「“秀吉七品”って、実在してんの? どっちなん?」リアルさを突き詰めないとアカンと思いました


第一作目の『嘘八百』から、とても順調に第三作目である最新作の『嘘八百 なにわ夢の陣』まで辿り着いたという印象ですが、実際はどうだったのでしょうか。

佐々木蔵之介さん(以下、佐々木):この三作目をつくると決まったのは二作目が終わって、わりと早かったような気がします。それよりも、二作目をつくると決まったときのほうが驚きましたよね。「え? ウソ、やるの?」って(笑)。で、三作目は大阪。大阪の堺からスタートした話が、京都に行き、また大阪に戻って来ましたね。

今井雅子さん(以下、今井):今回は「大阪城でやってほしい」とプロデューサーから話がきたんです。一作目は千利休、二作目に古田織部ときたから、次はもう豊臣秀吉しかいないという話は、すでに陶芸家の檀上先生としていたんですが、秀吉で何すんねんってところがまったく白紙で(笑)。そこを考えるのがいちばん大変でした。

佐々木:その秀吉から、“秀吉七品”という設定を思いついたわけですよね。最初に脚本を読んだとき、「これはホンマの話か?」と一瞬首をひねったんです(笑)。え、実在してんの? どっちなん?って、なりました。それぐらいリアルさを持ってつくっとかなアカンってことですよね。

今井:七品にしようとなったのは打ち合わせのときでした。

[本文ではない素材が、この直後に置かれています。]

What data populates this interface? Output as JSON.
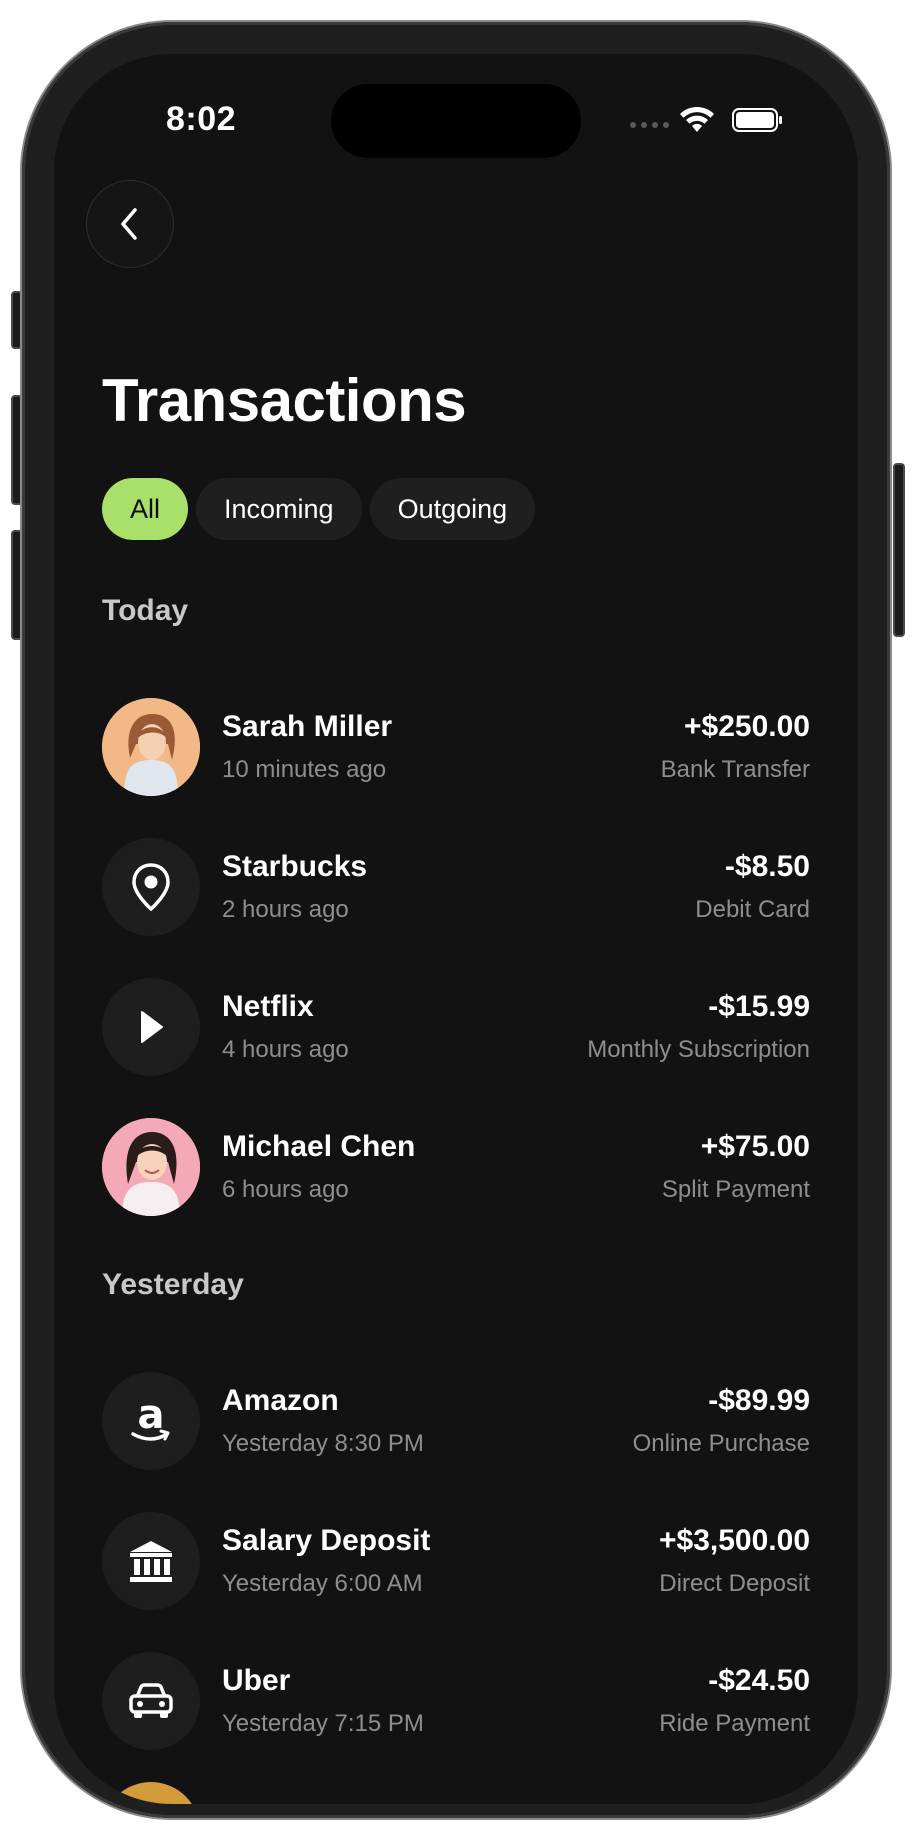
{
  "status_bar": {
    "time": "8:02"
  },
  "header": {
    "back_icon": "chevron-left-icon",
    "title": "Transactions"
  },
  "filters": [
    {
      "label": "All",
      "active": true
    },
    {
      "label": "Incoming",
      "active": false
    },
    {
      "label": "Outgoing",
      "active": false
    }
  ],
  "colors": {
    "accent": "#a8e06a",
    "background": "#121212",
    "card": "#1e1e1e",
    "secondary_text": "#8e8e8e"
  },
  "sections": [
    {
      "title": "Today",
      "transactions": [
        {
          "name": "Sarah Miller",
          "time": "10 minutes ago",
          "amount": "+$250.00",
          "method": "Bank Transfer",
          "icon": "avatar-photo"
        },
        {
          "name": "Starbucks",
          "time": "2 hours ago",
          "amount": "-$8.50",
          "method": "Debit Card",
          "icon": "location-pin-icon"
        },
        {
          "name": "Netflix",
          "time": "4 hours ago",
          "amount": "-$15.99",
          "method": "Monthly Subscription",
          "icon": "play-icon"
        },
        {
          "name": "Michael Chen",
          "time": "6 hours ago",
          "amount": "+$75.00",
          "method": "Split Payment",
          "icon": "avatar-photo"
        }
      ]
    },
    {
      "title": "Yesterday",
      "transactions": [
        {
          "name": "Amazon",
          "time": "Yesterday 8:30 PM",
          "amount": "-$89.99",
          "method": "Online Purchase",
          "icon": "amazon-logo-icon"
        },
        {
          "name": "Salary Deposit",
          "time": "Yesterday 6:00 AM",
          "amount": "+$3,500.00",
          "method": "Direct Deposit",
          "icon": "bank-icon"
        },
        {
          "name": "Uber",
          "time": "Yesterday 7:15 PM",
          "amount": "-$24.50",
          "method": "Ride Payment",
          "icon": "car-icon"
        }
      ]
    }
  ]
}
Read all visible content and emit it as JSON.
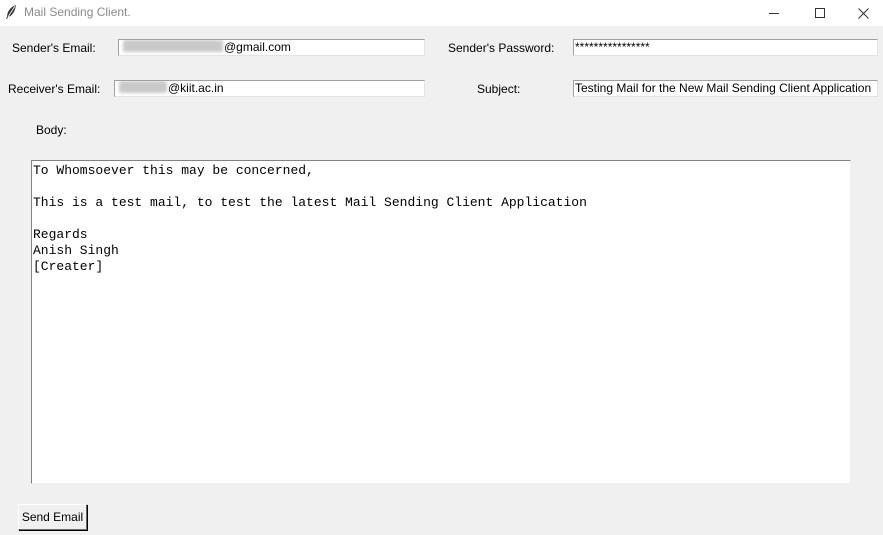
{
  "window": {
    "title": "Mail Sending Client.",
    "icon": "feather-icon",
    "controls": [
      "minimize-icon",
      "maximize-icon",
      "close-icon"
    ]
  },
  "form": {
    "sender_email_label": "Sender's Email:",
    "sender_email_value": "@gmail.com",
    "sender_password_label": "Sender's Password:",
    "sender_password_value": "****************",
    "receiver_email_label": "Receiver's Email:",
    "receiver_email_value": "@kiit.ac.in",
    "subject_label": "Subject:",
    "subject_value": "Testing Mail for the New Mail Sending Client Application",
    "body_label": "Body:",
    "body_value": "To Whomsoever this may be concerned,\n\nThis is a test mail, to test the latest Mail Sending Client Application\n\nRegards\nAnish Singh\n[Creater]"
  },
  "actions": {
    "send_label": "Send Email"
  }
}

私は「鳳凰」一品だけで考えていたのですが、武監督と共同脚本者の足立さんから「コレクションにしたら面白いんじゃない?」「秀吉七品の最後の一品にしよう」というアイデアが出たんです。なるほどって思いましたが、同時に「お茶碗ひとつつくるのも大変やのに、そんな七品もつくったら撮影に間に合わんのとちゃう?」とも(笑)。結局七品にしたことで、一作目、二作目との違いが出たと思います。

 

佐々木:なるほど。そんないきさつがあったんですね。しかも今回は怪しい商法みたいなのも出てきましたよね。

今井:これ、実は私が和牛商法で損をしたことを打ち合わせで話したらウケて(笑)。で、そういう“上手い話に夢を見る”みたいなことを入れようってプロットに書いてたんです。そしたら、足立夫人も牛で損をしていたことが発覚して……。「うちの恥ずかしい話を脚本に入れるなんてどうかしている!」と足立さんが問い詰められて、「いやいや、これ今井さんの話だから」って言ったという嘘みたいな話がありました。みんな、結構自分の身の上話を切り売りして仕事しているんですよ(笑)。